Debate at Top of California Courts Opens Up

     SAN FRANCISCO (CN) In a sign of change, a new member of the most powerful committee at the top of California’s court system opened up discussion meetings over court policy and finances for the first time in 14 years. The state’s chief justice then blamed a drastic budget cut on the “din” from other legislative proposals about the courts.
     The day of discussion takes place ahead of the formal meetings of the Judicial Council, top policy-making body for the courts, where votes are taken often following staff presentations and little debate. And for years, those pre-meeing discussions were closed to the public and the press.
     “Those many and I believe many valuable and interesting discussions were closed. And the information there was only heard by those who were in attendance,” said Justice Douglas Miller, recently appointed to the Executive and Planning Committee.
     “This also led, though, to an unfortunate perception, that the real discussions of the Judicial Council took place in private or in secret, and that we as a Judicial Council on our business meeting the next day simply rubber stamped those issues.”

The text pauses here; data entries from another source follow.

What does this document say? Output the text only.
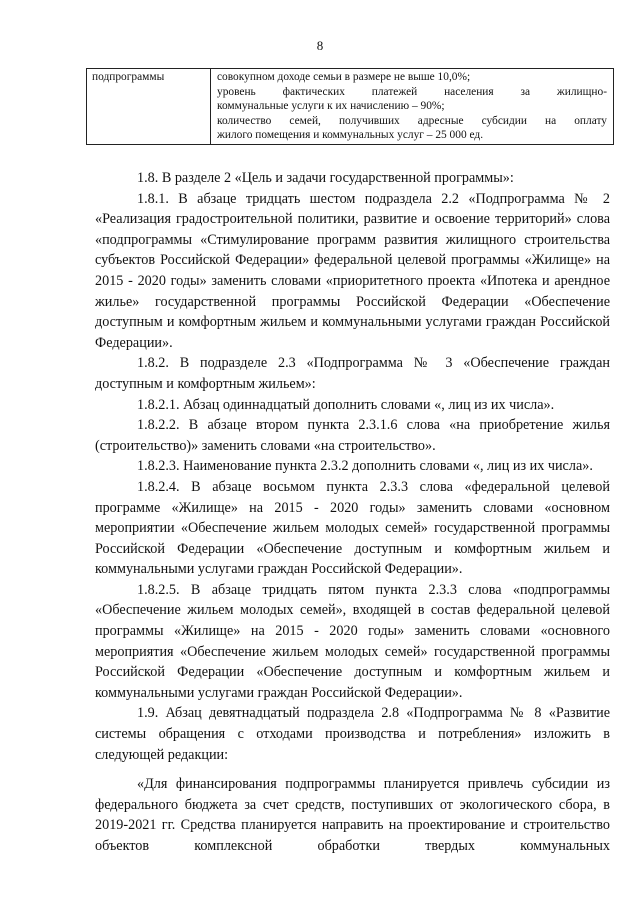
8
подпрограммы	совокупном доходе семьи в размере не выше 10,0%;
уровень фактических платежей населения за жилищно-
коммунальные услуги к их начислению – 90%;
количество семей, получивших адресные субсидии на оплату
жилого помещения и коммунальных услуг – 25 000 ед.

1.8. В разделе 2 «Цель и задачи государственной программы»:

1.8.1. В абзаце тридцать шестом подраздела 2.2 «Подпрограмма № 2 «Реализация градостроительной политики, развитие и освоение территорий» слова «подпрограммы «Стимулирование программ развития жилищного строительства субъектов Российской Федерации» федеральной целевой программы «Жилище» на 2015 - 2020 годы» заменить словами «приоритетного проекта «Ипотека и арендное жилье» государственной программы Российской Федерации «Обеспечение доступным и комфортным жильем и коммунальными услугами граждан Российской Федерации».

1.8.2. В подразделе 2.3 «Подпрограмма № 3 «Обеспечение граждан доступным и комфортным жильем»:

1.8.2.1. Абзац одиннадцатый дополнить словами «, лиц из их числа».

1.8.2.2. В абзаце втором пункта 2.3.1.6 слова «на приобретение жилья (строительство)» заменить словами «на строительство».

1.8.2.3. Наименование пункта 2.3.2 дополнить словами «, лиц из их числа».

1.8.2.4. В абзаце восьмом пункта 2.3.3 слова «федеральной целевой программе «Жилище» на 2015 - 2020 годы» заменить словами «основном мероприятии «Обеспечение жильем молодых семей» государственной программы Российской Федерации «Обеспечение доступным и комфортным жильем и коммунальными услугами граждан Российской Федерации».

1.8.2.5. В абзаце тридцать пятом пункта 2.3.3 слова «подпрограммы «Обеспечение жильем молодых семей», входящей в состав федеральной целевой программы «Жилище» на 2015 - 2020 годы» заменить словами «основного мероприятия «Обеспечение жильем молодых семей» государственной программы Российской Федерации «Обеспечение доступным и комфортным жильем и коммунальными услугами граждан Российской Федерации».

1.9. Абзац девятнадцатый подраздела 2.8 «Подпрограмма № 8 «Развитие системы обращения с отходами производства и потребления» изложить в следующей редакции:

«Для финансирования подпрограммы планируется привлечь субсидии из федерального бюджета за счет средств, поступивших от экологического сбора, в 2019-2021 гг. Средства планируется направить на проектирование и строительство объектов комплексной обработки твердых коммунальных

     Miller then said the closed meetings also contributed to the notion that bureaucrats from the Administrative Office of the Courts run the show, a conviction held by many experienced judges.
     The view that a cabal ran the courts largely in secret was articulated in answers from judges to a survey put out by Chief Justice Tani Cantil-Sakauye. In those answers, the judges had also offered suggestions on opening up the council’s business and doing a better job of supporting the trial courts.
     “Stay tuned, because there are more changes to come,” Miller added. “There are more proposals in the works, all inspired by council discussions and informed by the responses to the survey conducted by presiding judges at the request of the chief justice.”
     Some of those changes include increasing the number of judicial council meetings from six to eight, and setting up a network of judicial council liaisons to individual courts. “Court leaders would have designated council members that would become familiar with their court, listening to their concerns, bringing those to the attention of the council, be willing to answer questions, and then obtain information if it’s needed,” Miller said.
     In a separate area of controversy, the council’s Accountability and Efficiency committee is in the process of auditing the AOC’s budget and its pricey contracts with consultants, and expects to report its findings to the council in October.
     In other matters, the Chief Justice Cantil-Sakauye has also established three new internal committees: one to find a new AOC director to replace the outgoing Bill Vickrey, a governance issues committee and a “parliamentary” committee to look at the council’s meeting rules.
     “The chief has encouraged us to take a fresh look at how the council operates. Everything from the conduct of our meetings to the strategic plan for the branch, to the composition of the council itself,” Miller said.
     The meeting then turned to the matter of direct import on the operation of the courts the $350 million cut in the budget OK’d by the legislature earlier this summer.
     Yolo County Presiding Judge David Rosenberg recommended that courts implement a “Draconian toolbox” of small cuts.
     “Some of the easy items at the get-go is, you know, getting rid of Post-its, things of that nature. Getting rid of coffee. But the toolbox can have 100 different items depending on how far you need to go and how much money you need to ultimately save and cut,” said Rosenberg who is also the incoming head of the presding judges committee.
     Council members suggested going back to the legislature, and the Governor to ask for a restoration of funding.
     “I must say that for what its worth, the legislature and Governor have to provide, in my opinion, an adequate level of funding for the judicial branch to do their job. We are a constitutional branch and we have to have a certain amount of money,” Rosenberg said.
     Chief Justice Cantil-Sakauye said she had urged the legislature to spare the judicial branch, by explaining what harsh budget cuts would mean for the courts, but her pleas were drowned out by what she called “other noise” being made in Sacramento by judges dissatisfied with the judicial branch.
     “There was too much other noise going on about the judicial branch that wasn’t about the budget,” she said.
     The statements appeared to be a reference to AB 1208, legislation intended to restore financial independence to the individual county courts who that are now subject to an overarching bureaucracy based in San Francisco, the Administrative Office of the Courts, that controls finance and policy. The office has been the subject of deep criticism from a majority of trial judges in the state, shown in a series of surveys earlier this year.
     The chief justice, the administrative office, and many individual members of the Judicial Council opposed AB 1208. But it enjoyed support from a majority of the state’s trial judges, based on answers to a survey by the California Judges Association, and it was supported by a host of courts large and small, from Los Angeles Superior to Sacramento, Amador, Kern and Mariposa.
     “In my view that other noise that created the din that took away the focus of the branch and undercut our ability to hold the line on the budget cut,” said the chief justice.
     Immediately chiming in, Marin’s head clerk, Kim Turner, said, “It was more of a reason to cut us. For whatever reason we can’t agree so we deserve to be cut. Unbelievable.”